In my view Kenya must do all it takes to force Somalia to drop its claims over our limited maritime resources and make it clear that any probable Somalia victory at the ICJ will be deemed illegitimate unless and until Africa’s Indian Ocean coastline is demarcated afresh to give Kenya a share of the ocean proportionate to the size of its coastline. It goes without saying that Kenya will have to enlarge its military and naval capabilities otherwise it might contend with this injustice forever.
Lest I am misunderstood let me clarify that as a lawyer I support the need to comply with decisions of judicial bodies but I reckon it would be naive to disregard the imperative of power in sharing of maritime resources and the political nature of decisions of international law tribunals. As a case in point the ICJ consists of 15 judges. All the five permanent members of the UN Security Council namely US, China, France, Britain and Russia have always been represented by one judge each. Presently, Africa has three judges from Uganda, Morocco and Somalia’s Abdulqawi Ahmed Yusuf who happens to be the current President of the Court.
Equally, significant is that Somalia filed its case against Kenya in circumstances that compel the conclusion that it was acting as a proxy of various European and Middle Eastern states. Considering now that transnational mining companies prefer dealing with failed states to stable states Somalia has a headstart over Kenya at the ICJ because with empty offers it is likely to auction the oil and gas blocks more cheaply and in the foreseeable future it will not have effective capacity to known how much resources would be funnelled out of the disputed areas.
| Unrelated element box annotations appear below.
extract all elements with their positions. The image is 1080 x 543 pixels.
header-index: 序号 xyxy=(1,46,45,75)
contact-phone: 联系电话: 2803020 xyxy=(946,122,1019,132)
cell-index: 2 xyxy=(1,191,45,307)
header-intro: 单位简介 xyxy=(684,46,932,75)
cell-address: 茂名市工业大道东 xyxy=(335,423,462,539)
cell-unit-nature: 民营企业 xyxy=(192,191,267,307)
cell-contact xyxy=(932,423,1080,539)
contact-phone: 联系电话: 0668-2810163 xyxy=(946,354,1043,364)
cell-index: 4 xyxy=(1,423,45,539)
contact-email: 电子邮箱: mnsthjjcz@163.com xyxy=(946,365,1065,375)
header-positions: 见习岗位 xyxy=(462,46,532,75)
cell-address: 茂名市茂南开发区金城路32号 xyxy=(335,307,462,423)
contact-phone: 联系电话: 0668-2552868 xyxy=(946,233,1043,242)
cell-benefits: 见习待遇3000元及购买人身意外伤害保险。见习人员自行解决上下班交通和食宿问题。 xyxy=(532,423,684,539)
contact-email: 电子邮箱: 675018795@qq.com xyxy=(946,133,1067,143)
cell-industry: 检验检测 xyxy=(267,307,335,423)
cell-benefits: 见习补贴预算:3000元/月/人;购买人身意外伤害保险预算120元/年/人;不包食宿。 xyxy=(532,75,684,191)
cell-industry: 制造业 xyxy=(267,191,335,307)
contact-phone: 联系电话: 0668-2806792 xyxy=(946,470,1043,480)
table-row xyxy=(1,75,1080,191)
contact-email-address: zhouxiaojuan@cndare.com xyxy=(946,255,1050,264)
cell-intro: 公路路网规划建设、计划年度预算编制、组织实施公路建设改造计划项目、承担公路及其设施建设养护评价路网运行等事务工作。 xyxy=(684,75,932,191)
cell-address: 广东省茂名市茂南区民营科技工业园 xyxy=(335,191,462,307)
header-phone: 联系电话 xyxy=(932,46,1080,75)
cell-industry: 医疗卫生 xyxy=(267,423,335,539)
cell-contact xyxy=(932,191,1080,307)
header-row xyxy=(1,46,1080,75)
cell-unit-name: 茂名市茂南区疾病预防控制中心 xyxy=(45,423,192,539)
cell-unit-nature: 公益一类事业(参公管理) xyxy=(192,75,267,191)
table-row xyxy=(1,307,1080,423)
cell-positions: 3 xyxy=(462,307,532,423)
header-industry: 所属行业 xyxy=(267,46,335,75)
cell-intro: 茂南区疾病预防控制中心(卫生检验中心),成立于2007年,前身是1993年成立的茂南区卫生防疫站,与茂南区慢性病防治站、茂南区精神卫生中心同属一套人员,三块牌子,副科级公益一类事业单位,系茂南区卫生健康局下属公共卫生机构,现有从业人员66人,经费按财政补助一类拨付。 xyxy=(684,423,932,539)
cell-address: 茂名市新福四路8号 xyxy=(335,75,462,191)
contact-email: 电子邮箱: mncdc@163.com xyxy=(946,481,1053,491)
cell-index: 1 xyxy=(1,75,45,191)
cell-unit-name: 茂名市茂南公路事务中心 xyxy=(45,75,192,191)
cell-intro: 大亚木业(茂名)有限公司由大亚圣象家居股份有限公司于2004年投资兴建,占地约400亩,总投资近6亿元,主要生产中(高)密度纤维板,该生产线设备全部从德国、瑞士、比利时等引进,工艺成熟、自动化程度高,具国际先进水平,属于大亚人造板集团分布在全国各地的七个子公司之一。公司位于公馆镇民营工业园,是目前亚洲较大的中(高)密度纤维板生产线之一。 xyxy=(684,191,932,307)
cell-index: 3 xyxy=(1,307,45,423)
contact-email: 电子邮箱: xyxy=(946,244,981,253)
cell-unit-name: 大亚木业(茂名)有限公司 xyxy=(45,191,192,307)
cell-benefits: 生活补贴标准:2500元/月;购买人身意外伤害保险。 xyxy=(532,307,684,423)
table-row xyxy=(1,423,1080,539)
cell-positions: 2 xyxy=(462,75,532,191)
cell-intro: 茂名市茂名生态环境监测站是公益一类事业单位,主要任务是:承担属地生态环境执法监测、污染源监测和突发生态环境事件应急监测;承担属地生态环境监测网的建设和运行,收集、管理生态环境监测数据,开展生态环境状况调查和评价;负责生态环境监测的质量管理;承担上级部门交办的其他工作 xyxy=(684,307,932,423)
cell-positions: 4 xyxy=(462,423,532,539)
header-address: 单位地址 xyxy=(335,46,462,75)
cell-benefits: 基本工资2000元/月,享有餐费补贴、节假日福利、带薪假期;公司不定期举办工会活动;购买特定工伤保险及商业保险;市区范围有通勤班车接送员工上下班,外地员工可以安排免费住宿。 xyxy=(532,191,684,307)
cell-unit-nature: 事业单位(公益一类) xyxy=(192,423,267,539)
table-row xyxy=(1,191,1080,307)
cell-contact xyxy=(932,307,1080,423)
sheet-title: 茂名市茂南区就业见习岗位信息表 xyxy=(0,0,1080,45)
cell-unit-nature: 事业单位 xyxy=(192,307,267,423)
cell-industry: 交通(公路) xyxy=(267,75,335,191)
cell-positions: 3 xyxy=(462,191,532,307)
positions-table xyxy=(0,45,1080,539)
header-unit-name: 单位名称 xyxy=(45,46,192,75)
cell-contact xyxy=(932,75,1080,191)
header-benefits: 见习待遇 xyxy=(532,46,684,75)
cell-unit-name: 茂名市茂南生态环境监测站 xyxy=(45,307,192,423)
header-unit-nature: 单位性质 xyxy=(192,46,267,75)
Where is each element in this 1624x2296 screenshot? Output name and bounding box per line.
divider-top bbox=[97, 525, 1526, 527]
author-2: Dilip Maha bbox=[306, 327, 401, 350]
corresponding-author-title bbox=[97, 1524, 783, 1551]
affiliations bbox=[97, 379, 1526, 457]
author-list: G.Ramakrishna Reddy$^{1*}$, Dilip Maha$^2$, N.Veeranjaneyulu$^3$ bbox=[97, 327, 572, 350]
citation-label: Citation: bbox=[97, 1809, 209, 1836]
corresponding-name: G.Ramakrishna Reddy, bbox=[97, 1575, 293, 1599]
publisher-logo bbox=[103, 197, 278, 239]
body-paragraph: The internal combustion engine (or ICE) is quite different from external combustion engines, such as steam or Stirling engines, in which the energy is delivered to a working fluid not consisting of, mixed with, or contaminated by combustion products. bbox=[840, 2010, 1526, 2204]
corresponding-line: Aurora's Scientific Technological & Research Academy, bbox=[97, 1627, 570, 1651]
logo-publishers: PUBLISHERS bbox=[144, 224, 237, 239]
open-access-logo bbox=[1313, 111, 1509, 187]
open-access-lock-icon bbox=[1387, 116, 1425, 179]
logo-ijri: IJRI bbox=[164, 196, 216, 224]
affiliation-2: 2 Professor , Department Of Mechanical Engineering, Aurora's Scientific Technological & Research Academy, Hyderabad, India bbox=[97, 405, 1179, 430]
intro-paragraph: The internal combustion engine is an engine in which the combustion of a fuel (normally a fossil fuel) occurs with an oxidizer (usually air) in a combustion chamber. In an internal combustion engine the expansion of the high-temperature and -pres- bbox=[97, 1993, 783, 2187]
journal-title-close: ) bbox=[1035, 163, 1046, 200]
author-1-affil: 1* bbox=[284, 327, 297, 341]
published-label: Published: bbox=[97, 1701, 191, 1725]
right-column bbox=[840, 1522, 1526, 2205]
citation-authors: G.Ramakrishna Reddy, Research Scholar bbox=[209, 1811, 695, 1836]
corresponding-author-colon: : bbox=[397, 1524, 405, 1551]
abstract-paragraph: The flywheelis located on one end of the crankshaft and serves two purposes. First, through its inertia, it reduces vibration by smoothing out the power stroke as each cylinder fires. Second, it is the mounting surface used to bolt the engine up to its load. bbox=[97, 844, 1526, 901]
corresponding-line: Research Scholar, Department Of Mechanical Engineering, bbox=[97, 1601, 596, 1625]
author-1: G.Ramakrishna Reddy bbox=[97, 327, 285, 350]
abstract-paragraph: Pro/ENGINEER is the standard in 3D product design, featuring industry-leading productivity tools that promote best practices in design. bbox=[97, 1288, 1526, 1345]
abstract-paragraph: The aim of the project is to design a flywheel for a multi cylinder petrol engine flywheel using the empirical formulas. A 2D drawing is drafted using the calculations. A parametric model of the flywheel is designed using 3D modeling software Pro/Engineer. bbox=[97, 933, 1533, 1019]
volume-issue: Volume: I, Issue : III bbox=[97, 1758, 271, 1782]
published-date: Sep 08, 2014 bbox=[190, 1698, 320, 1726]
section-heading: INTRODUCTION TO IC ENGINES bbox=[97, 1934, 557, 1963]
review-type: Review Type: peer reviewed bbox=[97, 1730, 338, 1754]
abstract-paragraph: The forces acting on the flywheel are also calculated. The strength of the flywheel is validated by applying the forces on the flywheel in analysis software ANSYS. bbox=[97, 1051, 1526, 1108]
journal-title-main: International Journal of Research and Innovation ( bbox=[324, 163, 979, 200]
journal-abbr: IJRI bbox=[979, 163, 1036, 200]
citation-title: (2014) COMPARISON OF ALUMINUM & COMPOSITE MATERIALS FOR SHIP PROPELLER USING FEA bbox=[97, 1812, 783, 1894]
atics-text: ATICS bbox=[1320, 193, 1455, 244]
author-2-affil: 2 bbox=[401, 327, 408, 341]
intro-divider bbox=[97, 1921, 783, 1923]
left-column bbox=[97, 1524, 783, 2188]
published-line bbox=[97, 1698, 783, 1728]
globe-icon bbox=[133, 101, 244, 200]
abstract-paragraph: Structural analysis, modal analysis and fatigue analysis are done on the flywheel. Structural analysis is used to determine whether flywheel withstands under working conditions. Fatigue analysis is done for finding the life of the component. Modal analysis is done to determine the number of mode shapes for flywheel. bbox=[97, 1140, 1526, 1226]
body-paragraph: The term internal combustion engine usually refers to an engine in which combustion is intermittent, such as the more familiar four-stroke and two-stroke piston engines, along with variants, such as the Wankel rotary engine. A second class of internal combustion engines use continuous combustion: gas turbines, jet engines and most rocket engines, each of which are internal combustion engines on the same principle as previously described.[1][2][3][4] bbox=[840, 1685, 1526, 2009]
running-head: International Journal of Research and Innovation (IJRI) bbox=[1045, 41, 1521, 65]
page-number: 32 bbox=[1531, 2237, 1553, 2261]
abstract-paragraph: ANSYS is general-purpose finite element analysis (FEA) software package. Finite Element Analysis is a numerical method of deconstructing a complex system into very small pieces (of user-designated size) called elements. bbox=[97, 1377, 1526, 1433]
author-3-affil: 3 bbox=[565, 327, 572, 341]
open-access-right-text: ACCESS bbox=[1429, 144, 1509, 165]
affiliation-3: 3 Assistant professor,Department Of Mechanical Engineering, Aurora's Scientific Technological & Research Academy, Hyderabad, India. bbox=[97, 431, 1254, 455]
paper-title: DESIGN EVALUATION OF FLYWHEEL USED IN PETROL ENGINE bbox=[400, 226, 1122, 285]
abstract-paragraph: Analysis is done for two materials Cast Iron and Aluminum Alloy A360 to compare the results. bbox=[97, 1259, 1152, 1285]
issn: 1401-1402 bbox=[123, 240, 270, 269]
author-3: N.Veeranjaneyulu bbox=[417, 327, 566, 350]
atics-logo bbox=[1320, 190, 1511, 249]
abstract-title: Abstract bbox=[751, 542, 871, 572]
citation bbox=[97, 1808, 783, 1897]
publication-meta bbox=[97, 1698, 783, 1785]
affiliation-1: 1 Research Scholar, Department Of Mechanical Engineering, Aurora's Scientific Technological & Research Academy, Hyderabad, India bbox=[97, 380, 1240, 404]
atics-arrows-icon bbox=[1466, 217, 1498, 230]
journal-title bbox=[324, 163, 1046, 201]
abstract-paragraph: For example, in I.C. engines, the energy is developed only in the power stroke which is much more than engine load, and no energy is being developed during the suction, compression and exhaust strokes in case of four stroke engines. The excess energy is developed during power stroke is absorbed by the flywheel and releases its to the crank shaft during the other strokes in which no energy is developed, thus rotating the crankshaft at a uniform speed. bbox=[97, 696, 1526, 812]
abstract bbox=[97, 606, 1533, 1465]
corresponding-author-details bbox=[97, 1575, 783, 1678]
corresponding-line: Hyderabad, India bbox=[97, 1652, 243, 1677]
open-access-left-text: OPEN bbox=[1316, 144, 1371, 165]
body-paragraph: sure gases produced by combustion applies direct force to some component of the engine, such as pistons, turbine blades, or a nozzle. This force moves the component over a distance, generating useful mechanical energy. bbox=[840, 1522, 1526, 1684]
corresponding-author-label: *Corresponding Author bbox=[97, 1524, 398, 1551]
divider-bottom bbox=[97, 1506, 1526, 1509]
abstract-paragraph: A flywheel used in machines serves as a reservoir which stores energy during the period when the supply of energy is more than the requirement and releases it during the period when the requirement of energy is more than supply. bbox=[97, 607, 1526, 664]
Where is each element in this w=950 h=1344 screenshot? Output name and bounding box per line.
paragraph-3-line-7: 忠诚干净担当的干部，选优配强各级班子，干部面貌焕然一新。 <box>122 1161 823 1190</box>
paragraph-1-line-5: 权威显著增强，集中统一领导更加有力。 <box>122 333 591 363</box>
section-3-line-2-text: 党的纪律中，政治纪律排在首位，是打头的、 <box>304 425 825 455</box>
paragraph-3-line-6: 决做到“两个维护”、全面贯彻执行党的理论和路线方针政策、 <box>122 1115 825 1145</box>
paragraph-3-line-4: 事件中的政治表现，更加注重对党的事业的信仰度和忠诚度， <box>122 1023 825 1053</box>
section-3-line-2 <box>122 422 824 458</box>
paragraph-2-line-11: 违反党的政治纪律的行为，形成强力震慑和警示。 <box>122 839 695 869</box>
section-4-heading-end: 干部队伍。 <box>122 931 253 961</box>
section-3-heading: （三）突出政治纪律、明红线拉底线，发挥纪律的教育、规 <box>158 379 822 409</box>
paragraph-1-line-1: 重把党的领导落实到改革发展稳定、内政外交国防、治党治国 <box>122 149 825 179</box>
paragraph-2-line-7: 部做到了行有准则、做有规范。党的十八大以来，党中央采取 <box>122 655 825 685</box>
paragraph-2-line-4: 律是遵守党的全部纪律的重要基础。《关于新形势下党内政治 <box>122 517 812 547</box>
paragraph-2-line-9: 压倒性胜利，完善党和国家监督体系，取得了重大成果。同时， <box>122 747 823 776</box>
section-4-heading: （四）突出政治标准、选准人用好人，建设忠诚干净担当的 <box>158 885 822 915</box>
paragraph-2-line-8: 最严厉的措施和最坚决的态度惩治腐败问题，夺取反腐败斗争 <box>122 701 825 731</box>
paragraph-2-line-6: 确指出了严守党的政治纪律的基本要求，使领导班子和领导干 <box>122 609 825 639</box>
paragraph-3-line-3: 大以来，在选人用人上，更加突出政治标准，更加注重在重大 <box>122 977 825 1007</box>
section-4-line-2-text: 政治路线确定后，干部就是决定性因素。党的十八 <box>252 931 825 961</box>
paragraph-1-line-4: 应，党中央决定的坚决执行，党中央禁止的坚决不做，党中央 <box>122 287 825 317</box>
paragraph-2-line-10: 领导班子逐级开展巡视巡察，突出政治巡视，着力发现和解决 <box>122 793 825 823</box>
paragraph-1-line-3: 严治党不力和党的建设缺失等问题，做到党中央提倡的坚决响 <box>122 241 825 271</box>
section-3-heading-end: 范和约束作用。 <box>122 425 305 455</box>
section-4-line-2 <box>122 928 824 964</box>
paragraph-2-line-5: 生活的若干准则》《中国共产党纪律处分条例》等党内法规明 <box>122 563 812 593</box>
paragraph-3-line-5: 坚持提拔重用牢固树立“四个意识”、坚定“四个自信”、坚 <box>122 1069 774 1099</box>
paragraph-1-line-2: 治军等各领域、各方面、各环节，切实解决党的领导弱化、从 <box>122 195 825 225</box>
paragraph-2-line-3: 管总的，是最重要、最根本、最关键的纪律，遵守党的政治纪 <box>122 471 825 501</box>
Finally, it is surprising that Somalia and its local supporters are saying Kenya has adopted an aggressive attitude towards it. In all fairness Somalia should stop assuming every Kenyan is naive simply because some Kenyan buffoons have been incited by Al Shabaab to turn against their country. It is well known that over 50 per cent of Somalis in Nairobi are recent immigrants from Somalia and the Somali population has been rising faster on the Kenyan side of the land boundary. Unless Somalia stabilizes within the coming decade there may be more Somalis in Kenya than in Somalia. The point here is that if Somali’s over 3000 km coastline is the common heritage of all the Somali people, it must be supposed that Kenyan Somalis have a share of it. At the very minimum this would require the FRS to drop its case against Kenya in order to maintain the brotherly relationship between our countries. In this connection, the leaders of Kenya Somali and noise makers among them should start proving their patriotism a little bit louder by publicly demanding of their cousins to leave Kenya alone.